In many of these cases, the justice system reacts via our system of laws and courts. It’s fair to say the results, overall, have been mixed. It is also right to note that the American rule of law, though imperfect, should be respected. A civil society demands that much.
And where courts and criminal charges are by nature reactive, there seems a strong place for this society to be proactive as well in pursuing avenues that hold promise in reducing killings of people who are often unarmed, if not entirely innocent of a crime when they were killed.

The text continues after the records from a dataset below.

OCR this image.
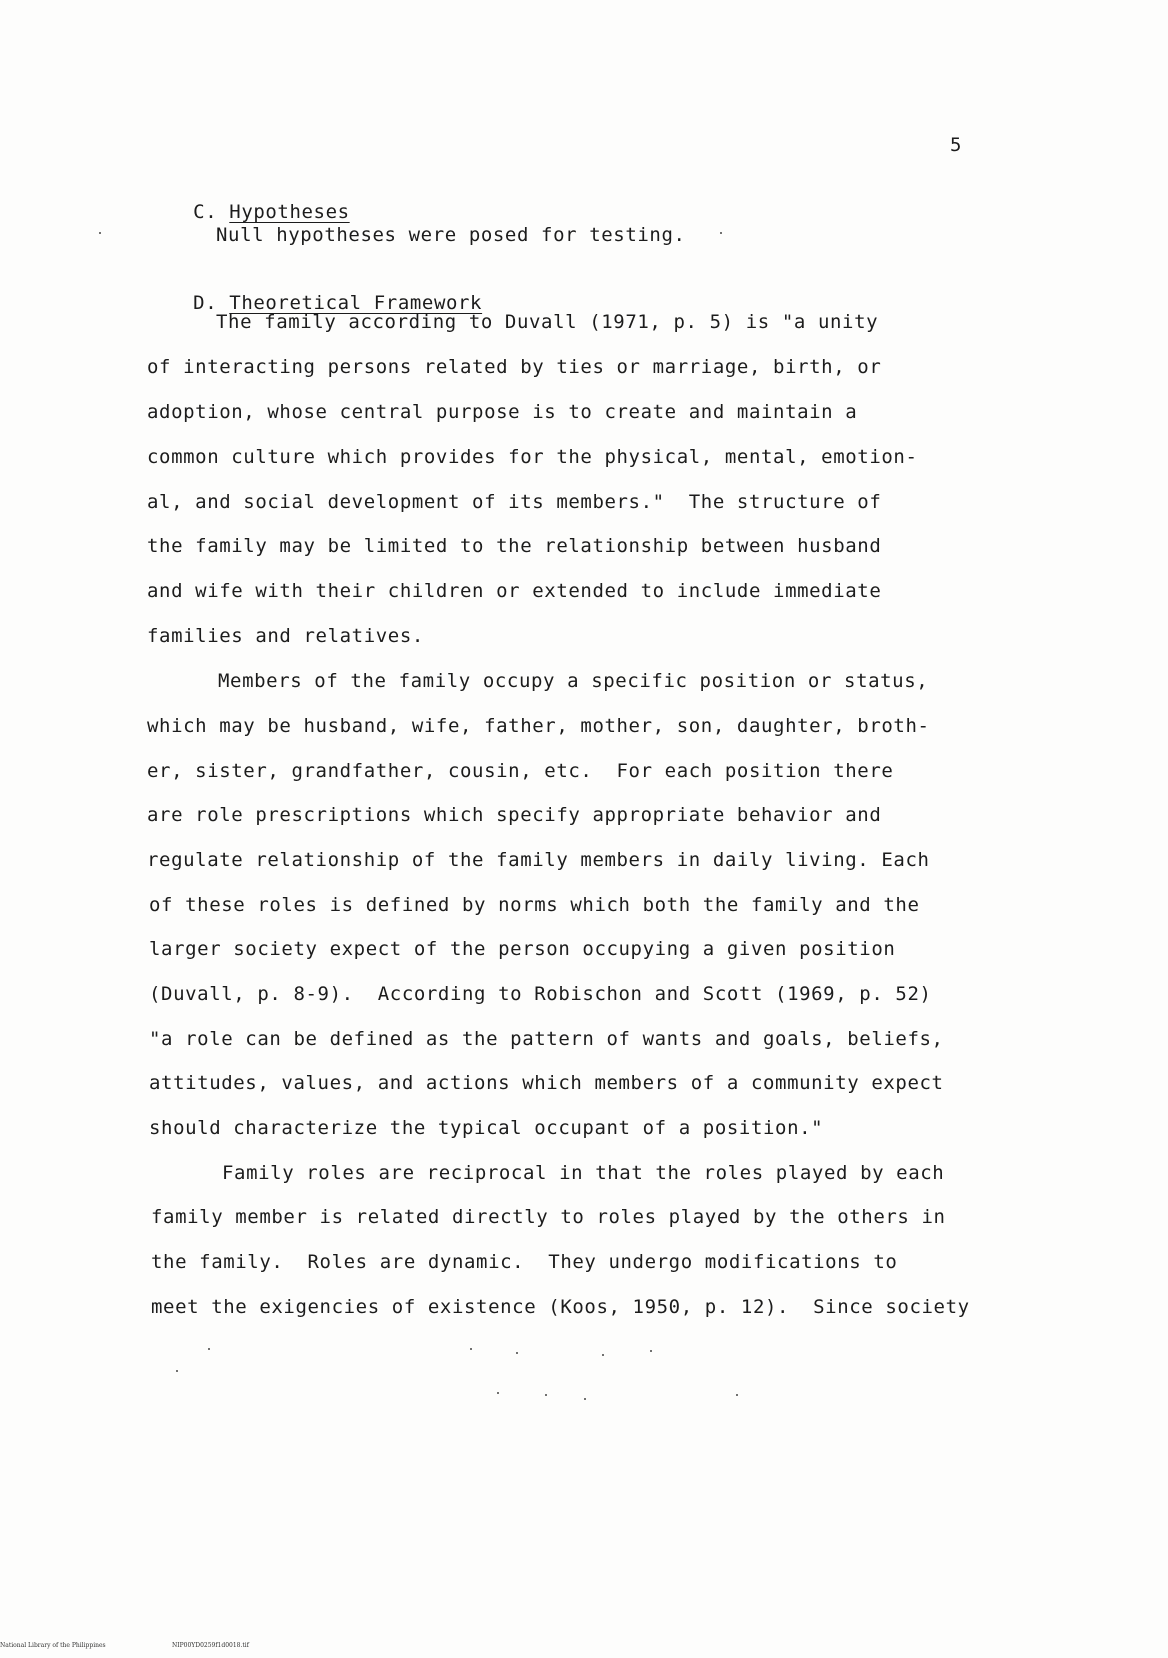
5

C. Hypotheses

Null hypotheses were posed for testing.

D. Theoretical Framework

The family according to Duvall (1971, p. 5) is "a unity
of interacting persons related by ties or marriage, birth, or
adoption, whose central purpose is to create and maintain a
common culture which provides for the physical, mental, emotion-
al, and social development of its members."  The structure of
the family may be limited to the relationship between husband
and wife with their children or extended to include immediate
families and relatives.
Members of the family occupy a specific position or status,
which may be husband, wife, father, mother, son, daughter, broth-
er, sister, grandfather, cousin, etc.  For each position there
are role prescriptions which specify appropriate behavior and
regulate relationship of the family members in daily living. Each
of these roles is defined by norms which both the family and the
larger society expect of the person occupying a given position
(Duvall, p. 8-9).  According to Robischon and Scott (1969, p. 52)
"a role can be defined as the pattern of wants and goals, beliefs,
attitudes, values, and actions which members of a community expect
should characterize the typical occupant of a position."
Family roles are reciprocal in that the roles played by each
family member is related directly to roles played by the others in
the family.  Roles are dynamic.  They undergo modifications to
meet the exigencies of existence (Koos, 1950, p. 12).  Since society
National Library of the Philippines	NIP00YD0259f1d0018.tif
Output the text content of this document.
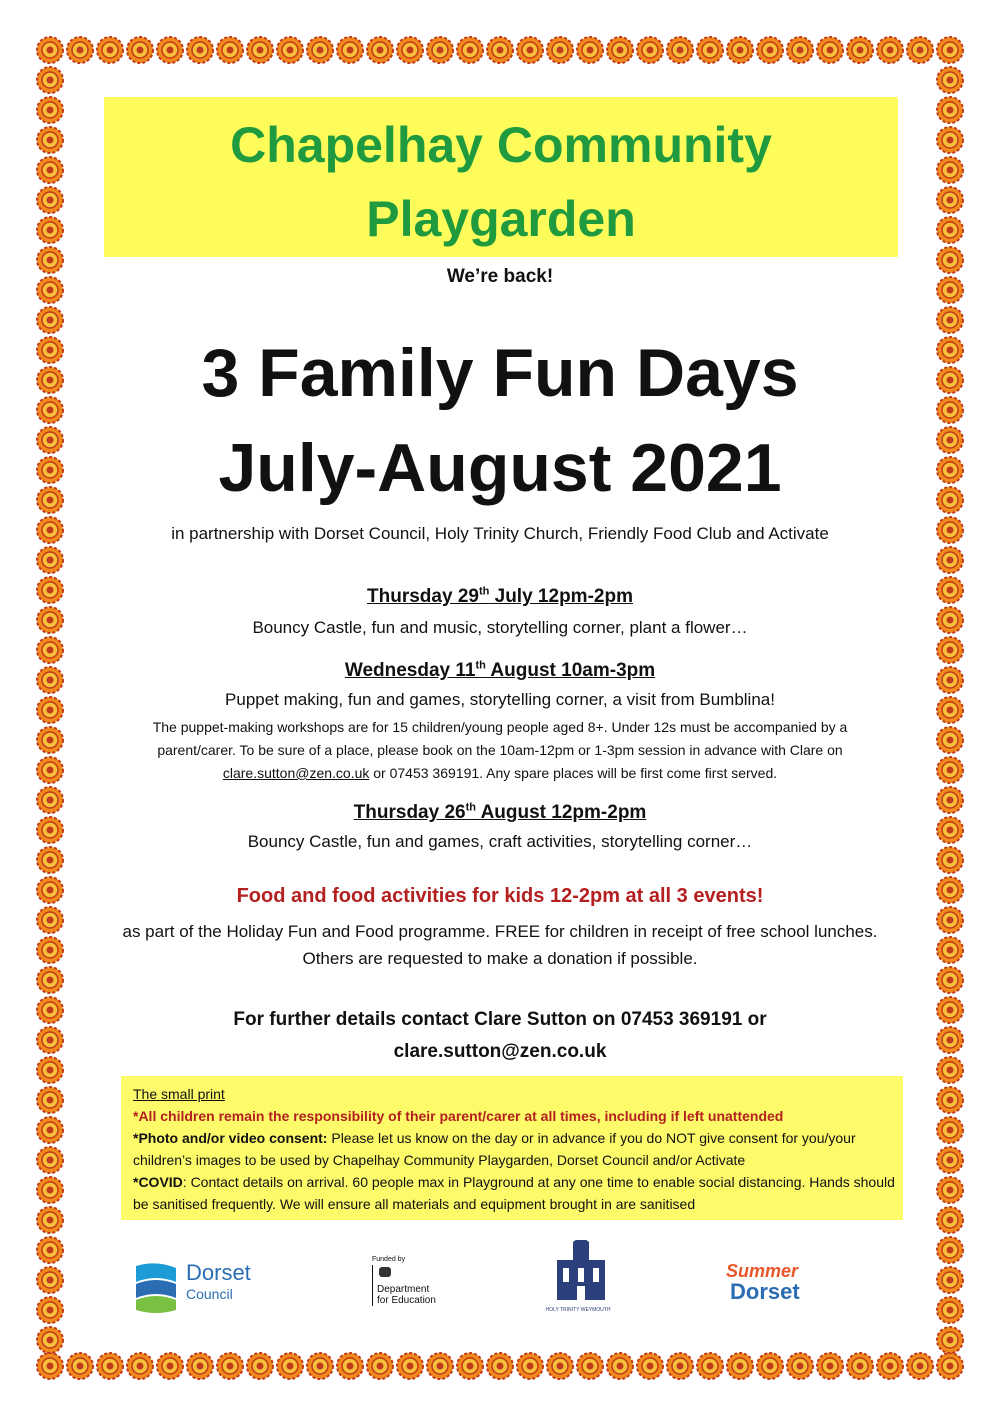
Chapelhay Community
Playgarden
We’re back!
3 Family Fun Days
July-August 2021
in partnership with Dorset Council, Holy Trinity Church, Friendly Food Club and Activate
Thursday 29th July 12pm-2pm
Bouncy Castle, fun and music, storytelling corner, plant a flower…
Wednesday 11th August 10am-3pm
Puppet making, fun and games, storytelling corner, a visit from Bumblina!
The puppet-making workshops are for 15 children/young people aged 8+. Under 12s must be accompanied by a parent/carer. To be sure of a place, please book on the 10am-12pm or 1-3pm session in advance with Clare on clare.sutton@zen.co.uk or 07453 369191. Any spare places will be first come first served.
Thursday 26th August 12pm-2pm
Bouncy Castle, fun and games, craft activities, storytelling corner…
Food and food activities for kids 12-2pm at all 3 events!
as part of the Holiday Fun and Food programme. FREE for children in receipt of free school lunches. Others are requested to make a donation if possible.
For further details contact Clare Sutton on 07453 369191 or
clare.sutton@zen.co.uk
The small print
*All children remain the responsibility of their parent/carer at all times, including if left unattended
*Photo and/or video consent: Please let us know on the day or in advance if you do NOT give consent for you/your children’s images to be used by Chapelhay Community Playgarden, Dorset Council and/or Activate
*COVID: Contact details on arrival. 60 people max in Playground at any one time to enable social distancing. Hands should be sanitised frequently. We will ensure all materials and equipment brought in are sanitised
Dorset
Council
Funded by
Department
for Education
HOLY TRINITY WEYMOUTH
Summer
Dorset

We’d be remiss, as well, in not acknowledging the dangerous, stressful nature of police work in a society where horrendous violence is a common fact of modern life. We routinely ask a lot of our law enforcement officers and the great majority of those wearing uniforms and badges do their best – often under trying circumstances – and sometimes at the cost of their own lives.
It’s those officers whose good deeds are tarnished by the outliers who seem to take human life without justification.
This month alone, a DeKalb County jury returned a compromise verdict against an ex-officer who killed an unarmed, naked, mentally ill war veteran. He was acquitted of murder, and found guilty on lesser felony charges of violating oath of office, aggravated assault and making false statements. A few days before that verdict, a Dallas jury convicted a former police officer of killing a man eating ice cream in his home. Last weekend, a Fort Worth officer was quickly fired and charged with murder for fatally shooting a woman in her home.
There’s no question that America is, for many reasons, far too often a violent place. Police cannot reasonably ignore that reality. Yet, the pattern of questionable killings by police does point toward areas for potentially life-saving changes. Most would agree that police employed deadly force because they perceived a threat – even where there was none. That suggests biases, conscious or unconscious, that too often prove deadly, especially for people of color, the mentally ill, or both.
We have to believe that there are ways to better train law enforcement officers on how to respond in times of high stress. Ways to improve split-second judgments on whether to use force. Methods of better de-escalating confrontations, and thereby possibly avoiding loss of life or injury — to themselves or civilians.
Police work can only succeed if society regards officers as enforcers of the peace, and not as warriors too quick to employ a military-grade level of violence at times where it’s not warranted. The public and the police will both benefit if we can get to that place.
Andre Jackson, for the Editorial Board.